- Beaver, Washington Location of Beaver, Washington Beaver, Washington Beaver, Washington (the United States)
- Coordinates: 48°03′26″N 124°20′51″W﻿ / ﻿48.05722°N 124.34750°W
- Country: United States
- State: Washington
- County: Clallam
- Elevation: 413 ft (126 m)
- Time zone: UTC-8 (PST)
- • Summer (DST): UTC-7 (PDT)
- ZIP code: 98305
- Area code: 360
- FIPS code: 53-53009
- GNIS feature ID: 1527580
- Other names:: Pleasant and Tyee

= Beaver, Washington =

Unincorporated community in Washington, United States

Beaver is an unincorporated community in Clallam County, Washington, United States on the Olympic Peninsula.

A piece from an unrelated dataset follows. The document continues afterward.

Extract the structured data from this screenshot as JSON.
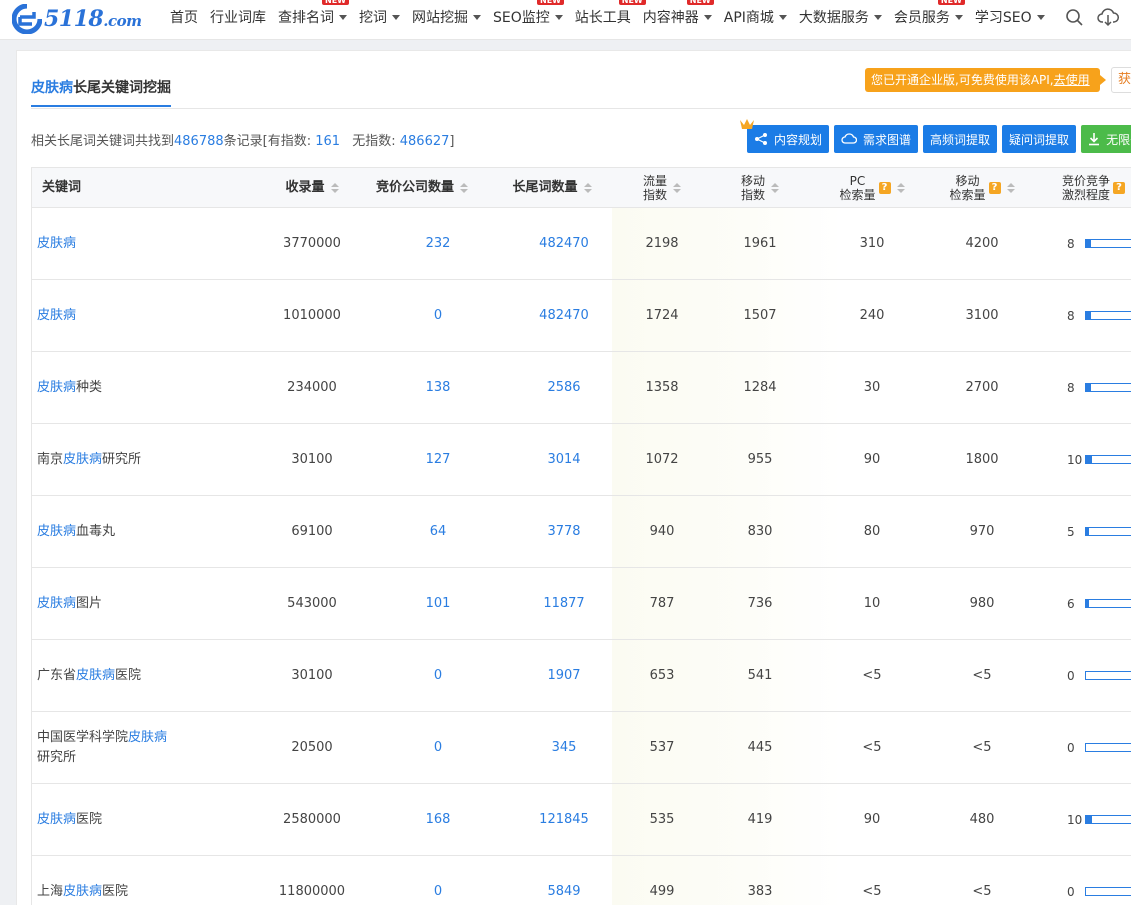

The community lies between U.S. Route 101 and Lake Pleasant.

==Geography==
Beaver is located on U.S. Route 101 to the north of Forks, Washington. It is situated just to the west of the boundary of the Olympic National Forest, on Lake Pleasant. Beaver is 413 ft above sea level. A county park with a playground and boat launching facilities is located on Lake Pleasant. It is one of the wettest places in the contiguous U.S. with an annual precipitation value of 121 inches of rain.

===Climate===
The climate in this area has mild differences between highs and lows, and there is adequate rainfall year-round. According to the Köppen Climate Classification system, Beaver has a marine west coast climate, abbreviated "Cfb" on climate maps.